Twenty-three Houthi militants were killed - today, Sunday - during confrontations with Yemeni government forces in the Nahham district, east of the capital, Sanaa, while the government said that the Houthis were using the Safer oil tank in the west of the country as a military point threatening the environmental security of the Red Sea.

The Media Center for Popular Resistance in Sanaa said, "The army and resistance forces repulsed a march of the Houthi militia that attempted to regain positions recently liberated by the army in the Najd al-Ataq front in the Directorate of Nahham (about 50 km east of Sanaa)."

The center added - in a statement - that "the army forces burned three crews (military vehicles) and armored vehicles, and killed 23 attacking elements (Houthis)." He pointed out that the same forces succeeded in breaking the Houthi march and carried out a counter-attack in which they were able to make field progress, without giving further details.

A few days ago, the Yemeni army announced its control of several strategic locations in the Nahham district, which is described as the eastern gate to Sanaa.

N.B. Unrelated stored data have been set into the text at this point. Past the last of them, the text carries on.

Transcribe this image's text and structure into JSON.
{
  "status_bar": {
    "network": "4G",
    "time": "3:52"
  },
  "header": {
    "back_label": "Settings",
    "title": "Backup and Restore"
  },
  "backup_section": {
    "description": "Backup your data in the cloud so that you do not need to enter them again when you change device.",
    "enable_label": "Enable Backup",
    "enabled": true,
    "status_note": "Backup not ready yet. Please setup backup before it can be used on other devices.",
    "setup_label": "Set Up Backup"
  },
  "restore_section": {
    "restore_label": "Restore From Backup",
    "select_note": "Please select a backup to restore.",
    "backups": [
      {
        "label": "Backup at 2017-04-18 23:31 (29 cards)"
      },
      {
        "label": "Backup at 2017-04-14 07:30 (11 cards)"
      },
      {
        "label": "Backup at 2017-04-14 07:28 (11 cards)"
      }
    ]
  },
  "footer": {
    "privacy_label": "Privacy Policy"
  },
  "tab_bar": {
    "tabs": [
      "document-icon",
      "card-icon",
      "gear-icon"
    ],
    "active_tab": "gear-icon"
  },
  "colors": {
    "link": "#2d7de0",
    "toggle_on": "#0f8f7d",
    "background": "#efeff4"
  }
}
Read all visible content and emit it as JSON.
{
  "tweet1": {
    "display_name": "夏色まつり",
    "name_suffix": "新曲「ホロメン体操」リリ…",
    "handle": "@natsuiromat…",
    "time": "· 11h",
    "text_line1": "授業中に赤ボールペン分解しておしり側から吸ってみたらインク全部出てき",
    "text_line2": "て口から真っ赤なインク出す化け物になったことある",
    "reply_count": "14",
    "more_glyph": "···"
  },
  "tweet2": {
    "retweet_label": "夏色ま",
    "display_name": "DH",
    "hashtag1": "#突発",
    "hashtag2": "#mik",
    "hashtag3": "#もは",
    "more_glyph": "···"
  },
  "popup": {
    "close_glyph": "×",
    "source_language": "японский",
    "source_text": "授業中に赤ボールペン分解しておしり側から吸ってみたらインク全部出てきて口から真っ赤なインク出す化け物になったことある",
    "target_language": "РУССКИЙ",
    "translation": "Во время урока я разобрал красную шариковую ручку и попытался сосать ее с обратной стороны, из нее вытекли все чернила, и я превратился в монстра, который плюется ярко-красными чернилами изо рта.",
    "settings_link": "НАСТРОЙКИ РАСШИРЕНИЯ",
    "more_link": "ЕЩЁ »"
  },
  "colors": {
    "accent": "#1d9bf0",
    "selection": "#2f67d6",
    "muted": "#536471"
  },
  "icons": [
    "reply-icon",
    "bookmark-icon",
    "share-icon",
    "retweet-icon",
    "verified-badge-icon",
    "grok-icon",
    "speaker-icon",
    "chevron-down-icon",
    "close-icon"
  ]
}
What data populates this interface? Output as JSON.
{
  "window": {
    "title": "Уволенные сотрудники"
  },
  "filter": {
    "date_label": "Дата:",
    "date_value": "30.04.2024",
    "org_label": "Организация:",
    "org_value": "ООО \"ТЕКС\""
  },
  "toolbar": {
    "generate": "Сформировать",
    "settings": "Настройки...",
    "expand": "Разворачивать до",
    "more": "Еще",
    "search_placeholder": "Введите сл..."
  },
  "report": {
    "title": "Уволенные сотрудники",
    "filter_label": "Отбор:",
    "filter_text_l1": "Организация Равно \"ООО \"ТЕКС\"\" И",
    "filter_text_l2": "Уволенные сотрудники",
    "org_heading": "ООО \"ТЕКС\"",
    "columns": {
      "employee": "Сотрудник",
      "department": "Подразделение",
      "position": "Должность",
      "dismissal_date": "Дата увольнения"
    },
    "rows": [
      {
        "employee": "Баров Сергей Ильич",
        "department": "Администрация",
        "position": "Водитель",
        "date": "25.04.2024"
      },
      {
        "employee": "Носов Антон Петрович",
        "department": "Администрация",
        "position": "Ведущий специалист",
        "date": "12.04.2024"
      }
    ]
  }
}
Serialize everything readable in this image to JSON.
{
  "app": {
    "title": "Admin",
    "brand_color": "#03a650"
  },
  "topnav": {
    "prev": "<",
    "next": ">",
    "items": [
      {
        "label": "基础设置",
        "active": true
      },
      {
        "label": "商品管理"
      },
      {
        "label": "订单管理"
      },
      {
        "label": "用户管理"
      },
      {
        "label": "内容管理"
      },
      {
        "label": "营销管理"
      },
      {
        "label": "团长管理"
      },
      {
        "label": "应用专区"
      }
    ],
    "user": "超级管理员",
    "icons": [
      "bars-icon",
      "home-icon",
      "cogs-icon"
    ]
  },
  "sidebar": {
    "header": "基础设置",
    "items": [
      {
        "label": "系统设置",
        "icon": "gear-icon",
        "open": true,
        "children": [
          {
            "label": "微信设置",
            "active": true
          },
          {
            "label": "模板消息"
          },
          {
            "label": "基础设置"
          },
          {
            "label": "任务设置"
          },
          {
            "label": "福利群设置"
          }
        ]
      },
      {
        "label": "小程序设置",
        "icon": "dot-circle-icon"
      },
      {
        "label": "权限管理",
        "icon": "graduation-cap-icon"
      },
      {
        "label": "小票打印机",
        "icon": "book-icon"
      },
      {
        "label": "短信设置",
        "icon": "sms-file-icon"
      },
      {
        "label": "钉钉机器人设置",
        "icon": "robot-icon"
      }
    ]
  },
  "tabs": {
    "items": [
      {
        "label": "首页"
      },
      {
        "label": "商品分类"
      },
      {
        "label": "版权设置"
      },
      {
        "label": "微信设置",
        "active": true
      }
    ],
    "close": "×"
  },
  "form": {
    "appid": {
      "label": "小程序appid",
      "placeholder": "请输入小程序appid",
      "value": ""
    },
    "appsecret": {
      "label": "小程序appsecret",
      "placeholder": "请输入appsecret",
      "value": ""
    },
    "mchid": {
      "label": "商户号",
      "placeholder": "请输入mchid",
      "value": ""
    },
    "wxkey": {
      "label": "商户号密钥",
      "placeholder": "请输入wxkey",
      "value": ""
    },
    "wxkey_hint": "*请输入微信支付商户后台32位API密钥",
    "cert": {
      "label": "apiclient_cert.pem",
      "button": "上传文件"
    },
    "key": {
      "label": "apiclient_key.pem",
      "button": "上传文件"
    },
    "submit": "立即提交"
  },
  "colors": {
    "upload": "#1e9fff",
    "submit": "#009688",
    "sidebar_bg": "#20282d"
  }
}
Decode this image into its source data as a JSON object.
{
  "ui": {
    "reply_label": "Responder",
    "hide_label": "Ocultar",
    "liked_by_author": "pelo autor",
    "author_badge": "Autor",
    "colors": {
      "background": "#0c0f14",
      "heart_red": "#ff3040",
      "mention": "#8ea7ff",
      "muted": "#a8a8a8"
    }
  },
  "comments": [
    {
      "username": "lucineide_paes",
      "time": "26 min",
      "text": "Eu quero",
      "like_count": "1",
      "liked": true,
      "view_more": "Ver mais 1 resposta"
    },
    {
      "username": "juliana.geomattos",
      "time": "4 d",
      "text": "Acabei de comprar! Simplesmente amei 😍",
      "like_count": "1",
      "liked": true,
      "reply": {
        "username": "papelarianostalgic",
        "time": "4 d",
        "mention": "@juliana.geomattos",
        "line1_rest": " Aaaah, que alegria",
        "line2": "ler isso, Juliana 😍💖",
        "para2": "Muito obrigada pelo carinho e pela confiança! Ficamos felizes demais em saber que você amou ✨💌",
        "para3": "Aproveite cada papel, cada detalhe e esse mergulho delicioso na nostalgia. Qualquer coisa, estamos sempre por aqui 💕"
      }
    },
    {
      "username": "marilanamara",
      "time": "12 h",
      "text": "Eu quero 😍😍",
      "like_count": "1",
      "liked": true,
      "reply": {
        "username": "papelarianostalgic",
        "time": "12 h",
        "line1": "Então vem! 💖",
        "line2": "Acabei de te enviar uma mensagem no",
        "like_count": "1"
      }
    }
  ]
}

The Yemeni army forces shot down a Houthi-guided plane in the eastern province of Ma'rib, late on Saturday evening, according to the official Yemeni News Agency (Saba).

Environmental threat

On the other hand, the Yemeni government said today, Sunday, that the Houthis are using the Safer oil tank in the west of the country as a military point, threatening the environmental security of the Red Sea.

The Governmental Economic Committee - on its Facebook page - stated that the government made all concessions to repair the oil tank, which needs periodic maintenance, away from conflicts.

The oil reservoir on the Red Sea is a humanitarian, environmental and marine catastrophe, in the event of any leakage of oil, and the Houthis insist on keeping it a military bulwark threatening the security of the Red Sea, according to the committee.

For its part, warned the Yemeni "Green Dream" platform specialized in environmental affairs, that the oil spill from Safir will expose Yemen's marine environment to total destruction, saying that 115 Yemeni islands in the Red Sea will lose their biological diversity.

The platform indicated - in a report - that 850,000 tons of fish stocks in Yemeni waters would be damaged within the Red Sea, the Bab al-Mandab strait and the Gulf of Aden.

She added: "Crude oil spots, if leaked, will kill 969 fish species in Yemeni waters, as the reservoir contains 150,000 tons of crude oil."

The government says that the Houthi group has refused five years ago to allow an international team to maintain the tank, which the group denies.

The weight of the tanker tanker Saffr 409 thousand metric tons, and it was named this name in relation to the location where the oil was first discovered in Yemen.

Yemen is witnessing for the sixth year a violent war that led to one of the worst humanitarian crises in the world, where 80% of the population needed humanitarian aid, and the conflict pushed millions to the brink of starvation.